戦場では、そんな時間は弱さだと思っていた。

だが今は違う。

この瞬間だけは、銃も地形も命令も、何もかも後ろへ退いていた。


少年の顔は涙と煤で汚れていた。

頬はやせ、唇は乾き、目の縁は赤くなっている。

それでも、その目は最後まで男を見ていた。

最初に出会ったときと同じように、まっすぐに。

助けを求める目でもあり、信じようとする目でもあり、どうか裏切らないでほしいと願う目でもあった。


男は、そこで初めて柔らかい表情を見せた。


笑ったというほどではない。

ほんのわずかに口元の力が抜け、張りつめていたものが一瞬だけ和らいだだけだった。

だがそれは、ここまでずっと鋼のように固かった彼の顔に浮かんだ、初めての人間らしい表情だった。

誰かに向けてではなく、誰かのために自分をほどく表情だった。


彼は少年の肩に手を置く。


その手は大きく、硬く、戦場で何度も命を奪ってきた手だった。

引き金を引き、瓦礫を越え、死の中を進んできた手。

だが今、その手はただ一人の子どもを前へ送り出すためだけにあった。

壊すためではなく、つなぐためにそこにある手だった。


「生きろ」


男はそれだけを言った。


少年の唇が震える。

何か言い返そうとしたのかもしれない。

いやだ、と。

一緒に来て、と。

置いていかないで、と。

きっといくつもの言葉が喉元まで込み上げたのだろう。

だがそれは、最後まで言葉にはならなかった。

泣きたいのに泣けない子どものように、少年はただ息を詰めた。


男は続ける。


「ここで見たことを、忘れるな」


低い声だった。

静かだった。

だが、その中には確かな願いが込められていた。

命令ではない。

遺言とも少し違う。

もっと切実で、もっと人間らしい願いだった。


自分の代わりに未来を生きてほしい。

この理不尽を見た者として、踏み潰される側の痛みを知る者として、生き続けてほしい。

自分はここで終わるかもしれない。

それでも、この戦場で消えていいものと、消してはいけないものがあるのなら、それは目の前のこの少年の命だった。

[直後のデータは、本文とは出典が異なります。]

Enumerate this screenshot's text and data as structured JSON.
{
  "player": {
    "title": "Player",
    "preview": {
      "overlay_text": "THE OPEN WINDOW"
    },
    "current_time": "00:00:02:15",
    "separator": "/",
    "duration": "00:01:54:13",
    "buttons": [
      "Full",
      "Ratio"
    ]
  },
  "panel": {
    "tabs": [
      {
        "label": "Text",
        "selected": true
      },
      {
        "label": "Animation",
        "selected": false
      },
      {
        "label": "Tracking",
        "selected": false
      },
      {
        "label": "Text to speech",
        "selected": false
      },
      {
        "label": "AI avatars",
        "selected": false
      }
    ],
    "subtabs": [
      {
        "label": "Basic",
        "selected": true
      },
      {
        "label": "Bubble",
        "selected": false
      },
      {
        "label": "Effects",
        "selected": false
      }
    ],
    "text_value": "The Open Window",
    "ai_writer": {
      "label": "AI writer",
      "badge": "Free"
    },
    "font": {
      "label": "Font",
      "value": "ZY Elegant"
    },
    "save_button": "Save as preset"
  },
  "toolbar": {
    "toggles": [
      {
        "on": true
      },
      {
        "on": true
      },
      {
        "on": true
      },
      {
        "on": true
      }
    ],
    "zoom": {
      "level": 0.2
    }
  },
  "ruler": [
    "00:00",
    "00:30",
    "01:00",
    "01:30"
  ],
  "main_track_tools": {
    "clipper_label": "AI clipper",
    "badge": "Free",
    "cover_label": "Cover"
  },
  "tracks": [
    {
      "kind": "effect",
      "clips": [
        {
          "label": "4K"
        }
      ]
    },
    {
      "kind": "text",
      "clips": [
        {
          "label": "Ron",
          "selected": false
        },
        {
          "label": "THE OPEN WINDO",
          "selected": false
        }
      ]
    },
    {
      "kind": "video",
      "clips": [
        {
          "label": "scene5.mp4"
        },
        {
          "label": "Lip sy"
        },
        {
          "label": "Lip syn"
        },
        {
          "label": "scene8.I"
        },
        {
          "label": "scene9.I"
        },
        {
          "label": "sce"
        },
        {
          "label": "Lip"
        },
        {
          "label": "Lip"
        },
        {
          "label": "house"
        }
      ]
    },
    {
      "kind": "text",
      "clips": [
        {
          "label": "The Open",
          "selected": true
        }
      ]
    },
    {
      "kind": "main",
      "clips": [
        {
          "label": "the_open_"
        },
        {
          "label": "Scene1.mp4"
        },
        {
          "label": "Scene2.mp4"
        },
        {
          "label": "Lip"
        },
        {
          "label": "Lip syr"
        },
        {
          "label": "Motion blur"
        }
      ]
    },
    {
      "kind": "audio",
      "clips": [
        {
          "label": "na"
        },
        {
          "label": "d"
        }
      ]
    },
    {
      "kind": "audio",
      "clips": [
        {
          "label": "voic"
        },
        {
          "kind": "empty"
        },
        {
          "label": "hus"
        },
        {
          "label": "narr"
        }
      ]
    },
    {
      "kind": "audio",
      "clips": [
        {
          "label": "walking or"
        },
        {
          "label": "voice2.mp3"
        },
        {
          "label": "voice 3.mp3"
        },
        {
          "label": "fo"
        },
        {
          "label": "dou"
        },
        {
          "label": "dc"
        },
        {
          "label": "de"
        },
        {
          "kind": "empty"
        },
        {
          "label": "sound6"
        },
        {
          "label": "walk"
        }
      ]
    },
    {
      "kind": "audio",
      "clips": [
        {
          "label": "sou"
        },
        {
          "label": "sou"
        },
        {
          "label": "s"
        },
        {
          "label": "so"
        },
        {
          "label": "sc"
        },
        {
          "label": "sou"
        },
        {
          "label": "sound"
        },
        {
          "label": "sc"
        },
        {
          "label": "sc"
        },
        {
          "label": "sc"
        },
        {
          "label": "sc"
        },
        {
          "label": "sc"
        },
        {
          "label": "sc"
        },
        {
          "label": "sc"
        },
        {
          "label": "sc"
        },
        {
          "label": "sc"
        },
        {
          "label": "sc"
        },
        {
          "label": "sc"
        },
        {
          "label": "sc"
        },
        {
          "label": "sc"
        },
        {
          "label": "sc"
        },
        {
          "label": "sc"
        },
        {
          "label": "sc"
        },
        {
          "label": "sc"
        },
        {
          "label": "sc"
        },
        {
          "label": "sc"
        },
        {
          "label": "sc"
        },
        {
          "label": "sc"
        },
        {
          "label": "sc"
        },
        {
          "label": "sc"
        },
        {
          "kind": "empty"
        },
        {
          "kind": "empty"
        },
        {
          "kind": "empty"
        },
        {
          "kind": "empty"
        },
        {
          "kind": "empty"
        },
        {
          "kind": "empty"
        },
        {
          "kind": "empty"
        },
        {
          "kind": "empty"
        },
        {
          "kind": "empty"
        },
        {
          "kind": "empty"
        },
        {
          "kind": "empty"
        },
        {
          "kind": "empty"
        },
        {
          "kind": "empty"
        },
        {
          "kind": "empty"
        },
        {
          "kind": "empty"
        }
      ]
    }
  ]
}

自分がここで失ってもいいものがあるとすれば、それは自分の方だった。


男はゆっくり立ち上がる。


立ち上がるという動作が、そのまま別れの形になっていく。

少年はそのことを分かっている。

だからこそ、なおも立ち尽くしている。

足が動かない。

行かなければならないと分かっているのに、行ってしまえば本当に終わってしまうことも分かっている。


「前へ行け」


今度の声に、少年はようやく動いた。


涙をこらえながら。

何度も振り返りそうになりながら。

それでも前へ向かって走り出す。

避難民たちの群れの中へ吸い込まれていくその小さな背中は、頼りなく、今にも折れてしまいそうだった。

けれど同時に、確かに前へ進んでいた。

自分が託されたものの重さをまだ理解しきれないまま、それでも懸命に。


男はその背中を数秒だけ見つめていた。


ほんの短い時間だった。

だがその数秒の中に、これまで自分が守れなかったものの影と、ようやく守れるかもしれない未来の気配が、静かに重なっていた。


やがて、その姿が瓦礫の陰へ消える。


男は静かに息を吐き、振り返った。


通路の奥では銃声がさらに近づいている。

粉塵が舞い、頭上の鉄骨が悲鳴のような音を立てる。

戦争が、こちらへ口を開けて迫ってきていた。


だがもう迷いはなかった。


自分が何を選ぶのか。

何を守るのか。

どこで立ち止まるのか。


そのすべては、もう決まっていた。